Question

How can you rewrite this trigonometric expression as an algebraic expression: $\cos \left( {{{\sin }^{ - 1}}\left( u \right) - {{\cos }^{ - 1}}\left( v \right)} \right)$ ?

Answer 1

Hint: In order to solve this particular question, we take ${\sin ^{ - 1}}\left( u \right)$ as $\alpha $ and ${\cos ^{ - 1}}\left( v \right)$ as $\beta $ . Then, our expression becomes $\cos \left( {\alpha - \beta } \right)$ , we expand this expression according to the formula $\cos \left( {A - B} \right) = \cos A\cos B + \sin A\sin B$ and replace the appropriate sin and cos values with $u$ and $v$ to get our required answer.

Complete step-by-step solution:
In the given question, we are asked to express the trigonometric function $\cos \left( {{{\sin }^{ - 1}}\left( u \right) - {{\cos }^{ - 1}}\left( v \right)} \right)$ into algebraic function. To express them in algebraic form means to simplify them in variables. In order to do so, let us do the following-
Let us take ${\sin ^{ - 1}}\left( u \right) = \alpha $ and ${\cos ^{ - 1}}\left( v \right) = \beta $
Now if we take our inverse functions to the opposite sides, we get:
$u = \sin \alpha $ and $v = \cos \beta $ → let this be equation (1)
Thus, now our expression becomes: $\cos \left( {\alpha - \beta } \right)$
And as we know that $\cos \left( {A - B} \right) = \cos A\cos B + \sin A\sin B$
Therefore, $\cos \left( {\alpha - \beta } \right) = \cos \alpha \cos \beta + \sin \alpha \sin \beta $ → let us call this as equation (2)
Now, we know that ${\sin ^2}\alpha + {\cos ^2}\alpha = 1$
Therefore $\cos \alpha $ can also be written as $\sqrt {1 - {{\sin }^2}\alpha } $
Similarly, we can also write this expression as ${\sin ^2}\beta + {\cos ^2}\beta = 1$
Thus, $\sin \beta $ can also be written as $\sqrt {1 - {{\cos }^2}\beta } $
Now placing these alternate values of $\cos \alpha $ and $\sin \beta $ in equation (2), we get:
$\cos \left( {\alpha + \beta } \right) = \sqrt {1 - {{\sin }^2}\alpha } \cos \beta - \sin \alpha \sqrt {1 - {{\cos }^2}\beta } $
If we recall equation (1), we will find that $u = \sin \alpha $ and $v = \cos \beta $
Thus, $\cos \left( {\alpha + \beta } \right) = \sqrt {1 - {u^2}} v - u\sqrt {1 - {v^2}} $
Rearranging the above expression properly, we get:
$\cos \left( {\alpha + \beta } \right) = v \times \sqrt {1 - {u^2}} - u \times \sqrt {1 - {v^2}} $

Thus $\cos \left( {{{\sin }^{ - 1}}\left( u \right) - {{\cos }^{ - 1}}\left( v \right)} \right)$ can be expressed algebraically as $v \times \sqrt {1 - {u^2}} - u \times \sqrt {1 - {v^2}} $

Note: We have solved this sum using a substitution method to substitute the appropriate trigonometric values of sin and cos.
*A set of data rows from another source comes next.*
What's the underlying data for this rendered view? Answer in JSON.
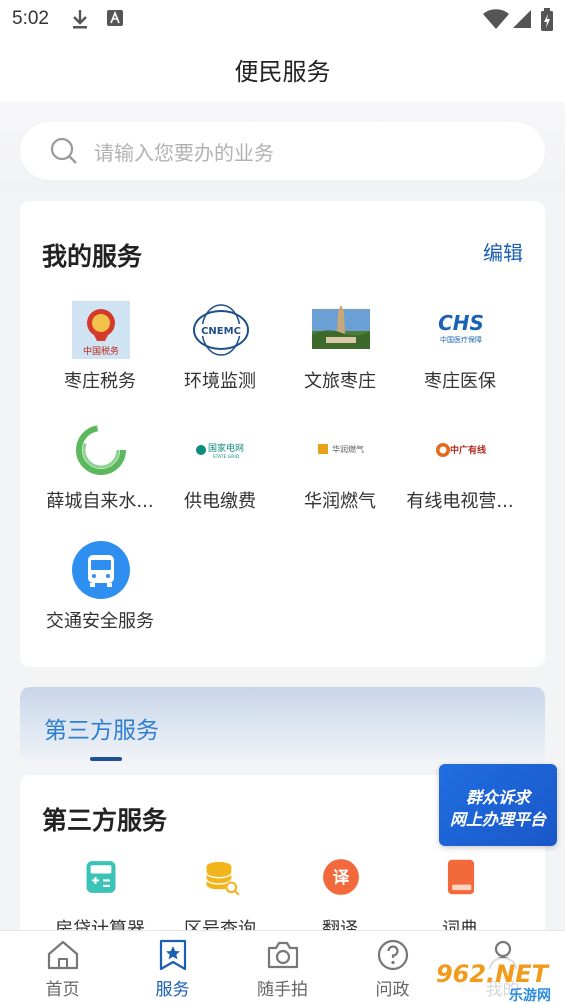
{
  "status_bar": {
    "time": "5:02"
  },
  "header": {
    "title": "便民服务"
  },
  "search": {
    "placeholder": "请输入您要办的业务"
  },
  "my_services": {
    "title": "我的服务",
    "edit_label": "编辑",
    "items": [
      {
        "label": "枣庄税务",
        "icon": "tax-emblem-icon"
      },
      {
        "label": "环境监测",
        "icon": "cnemc-logo-icon"
      },
      {
        "label": "文旅枣庄",
        "icon": "tourism-photo-icon"
      },
      {
        "label": "枣庄医保",
        "icon": "chs-logo-icon"
      },
      {
        "label": "薛城自来水...",
        "icon": "water-logo-icon"
      },
      {
        "label": "供电缴费",
        "icon": "state-grid-logo-icon"
      },
      {
        "label": "华润燃气",
        "icon": "cr-gas-logo-icon"
      },
      {
        "label": "有线电视营...",
        "icon": "china-cable-logo-icon"
      },
      {
        "label": "交通安全服务",
        "icon": "bus-icon"
      }
    ]
  },
  "third_party_tab": {
    "label": "第三方服务"
  },
  "third_party": {
    "title": "第三方服务",
    "items": [
      {
        "label": "房贷计算器",
        "icon": "calculator-icon"
      },
      {
        "label": "区号查询",
        "icon": "database-search-icon"
      },
      {
        "label": "翻译",
        "icon": "translate-icon",
        "glyph": "译"
      },
      {
        "label": "词典",
        "icon": "dictionary-icon"
      }
    ]
  },
  "banner": {
    "line1": "群众诉求",
    "line2": "网上办理平台"
  },
  "logo_text": {
    "tax": "中国税务",
    "cnemc": "CNEMC",
    "chs": "CHS",
    "chs_sub": "中国医疗保障",
    "state_grid": "国家电网",
    "state_grid_en": "STATE GRID",
    "cr_gas": "华润燃气",
    "china_cable": "中广有线"
  },
  "bottom_nav": [
    {
      "label": "首页",
      "icon": "home-icon"
    },
    {
      "label": "服务",
      "icon": "star-bookmark-icon",
      "active": true
    },
    {
      "label": "随手拍",
      "icon": "camera-icon"
    },
    {
      "label": "问政",
      "icon": "question-icon"
    },
    {
      "label": "我的",
      "icon": "user-icon"
    }
  ],
  "watermark": {
    "text": "962.NET",
    "subtext": "乐游网"
  },
  "colors": {
    "accent": "#1a5fb4",
    "tab_blue": "#2f7fd0",
    "background": "#f3f4f6"
  }
}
Trigonometry is a branch of mathematics which deals with triangles. There are many trigonometric formulas that establish a relation between the lengths and angles of respective triangles. In trigonometry, we use a right-angled triangle to find ratios of its different sides and angles such as sine, cosine, tan, and their respective inverse like cosec, sec, and cot. Some common formulas of trigonometric identities are:
$\sin \theta = \dfrac{{{\text{perpendicular}}}}{{{\text{hypotenuse}}}}$ , where perpendicular is the side containing the right angle in a right-angled triangle and hypotenuse is the side opposite to the perpendicular.
$\cos \theta = \dfrac{{{\text{base}}}}{{{\text{hypotenuse}}}}$ , where base is the side containing the perpendicular and hypotenuse
$\tan \theta = \dfrac{{{\text{perpendicular}}}}{{{\text{base}}}}$